In The Australian (where else?) Ross Fitzgerald said bluntly that she lacked the political courage to attempt any big reform. Peter van Onselen described the challenges facing her as colossal but not impossible, and pointed to a lack of ideological direction and concerns over what the party stands for. Paul Kelly, as always the most pompous, saw her besieged by policy challenges that demand far-reaching and convincing responses that so far seem beyond Labor’s political character. Surprisingly, he refrained from setting her a series of tests.
The AWU national secretary Paul Howes said the challenge was to effect change to make society more equal, prosperous and progressive and to involve the electorate in the changes – but added that Gillard seemed unwilling to provide real leadership on climate change and refugees.
Mark Latham, in an only marginally rabid essay in The Monthly, also suggested climate change as one issue on which Labor could and should crusade but concluded that the difficulties were too formidable; the unions in particular would be too much baggage. And the same applied to his other ideas, that Labor should become the party of social capital, rebuilding a sense of community, and that Labor should take on the existing power establishment – which of course includes the unions.
Boof’s conclusion was that the future actually lay not with Labor but with the Greens – a conclusion with which Bob Brown naturally agreed, although he might have had his doubts about its source. And so the list went on, with the pontificators lining up to give their views on the dire plight of Labor and the need to relocate its heart and soul – but not one making a solid suggestion for a positive move Labor can make in government.
Because this is the real point: Labor is in power, still, in every parliament in Australia except one. This situation is unlikely to endure for very long, but the time for frenzied introspection is after losing, not before. Government is a time for action, and if a defeat appears to be looming, this makes the need to get things done in the days remaining all the more crucial.

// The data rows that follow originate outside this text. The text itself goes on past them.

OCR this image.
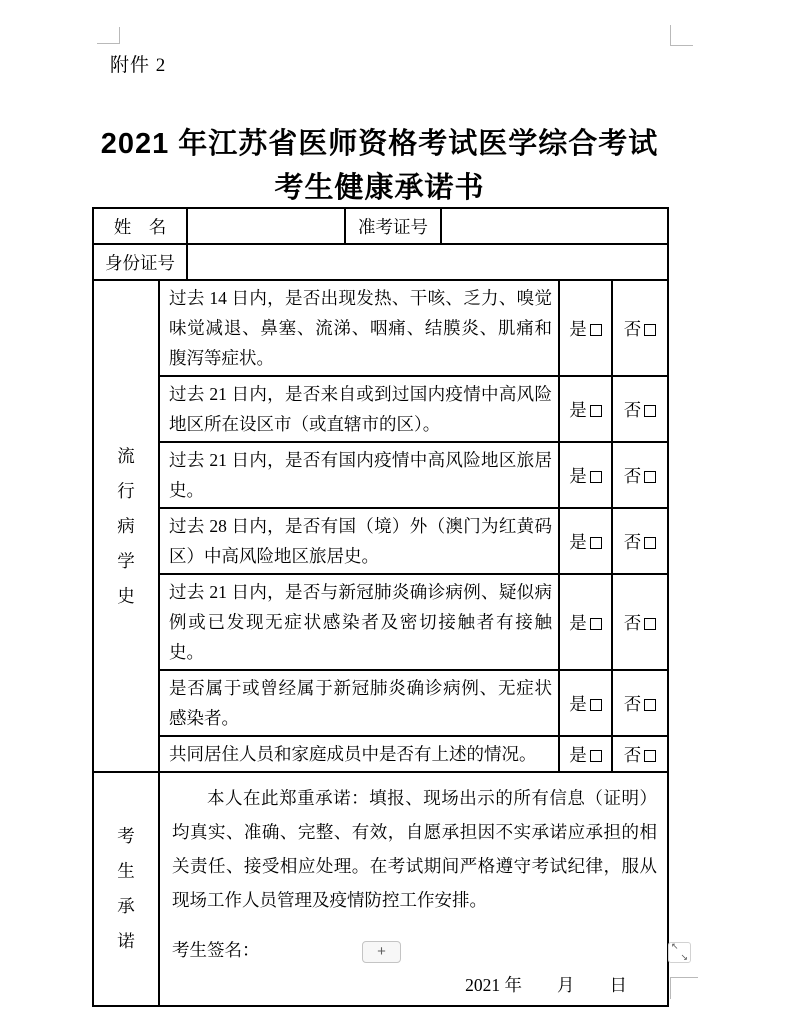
附件 2
2021 年江苏省医师资格考试医学综合考试
考生健康承诺书
姓　名		准考证号	
身份证号			
流
行
病
学
史	过去 14 日内，是否出现发热、干咳、乏力、嗅觉味觉减退、鼻塞、流涕、咽痛、结膜炎、肌痛和腹泻等症状。	是	否
	过去 21 日内，是否来自或到过国内疫情中高风险地区所在设区市（或直辖市的区）。	是	否
	过去 21 日内，是否有国内疫情中高风险地区旅居史。	是	否
	过去 28 日内，是否有国（境）外（澳门为红黄码区）中高风险地区旅居史。	是	否
	过去 21 日内，是否与新冠肺炎确诊病例、疑似病例或已发现无症状感染者及密切接触者有接触史。	是	否
	是否属于或曾经属于新冠肺炎确诊病例、无症状感染者。	是	否
	共同居住人员和家庭成员中是否有上述的情况。	是	否
考
生
承
诺

本人在此郑重承诺：填报、现场出示的所有信息（证明）均真实、准确、完整、有效，自愿承担因不实承诺应承担的相关责任、接受相应处理。在考试期间严格遵守考试纪律，服从现场工作人员管理及疫情防控工作安排。

考生签名：
2021 年　　月　　日
+	↖
↘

And in Gillard’s case, the stricture does not apply: her minority government may appear tenuous, but there is no reason to suppose it will collapse in the foreseeable future. She and her colleagues should not get caught up in post mortems about the campaign of 2010; leave that to the historians and the academics, and, if the party must involve itself, to the backroom apparatchiks; that, after all, is what they are paid for.
She is there to govern and must be seen to be doing so, to be – how should one put it? – moving forward. And the unexpected re-emergence of the banks as a major public issue provides a perfect opportunity to do so. Gillard and Swan lost the early initiative to the opposition but there is ample opportunity to regain it.
Their proposed legislation to lower exit fees should be seen as just a start, as should Joe Jockey’s bill to bring in the ACCC and Nick Xenophon’s limited exercise in the senate. Swan should establish a root-and-branch enquiry into the industry with the aim of increasing competition and eliminating anti-social charges and practices and he should do it before Christmas. There will be no lack of public support.
Some 80 years ago Pete Seeger sang:
I saw the weary farmer, ploughing his sod and loam;
I heard the auction hammer, just knocking down his home.
But the banks are made of marble, with a guard on every door
And the vaults are stuffed with silver that the farmer's sweated for.
Attitudes haven’t changed that much; just about everyone still hates the banks, and of course they have always had a special place in the demonology of Labor and the left. It’s time to take the lead and get stuck into the real bastards.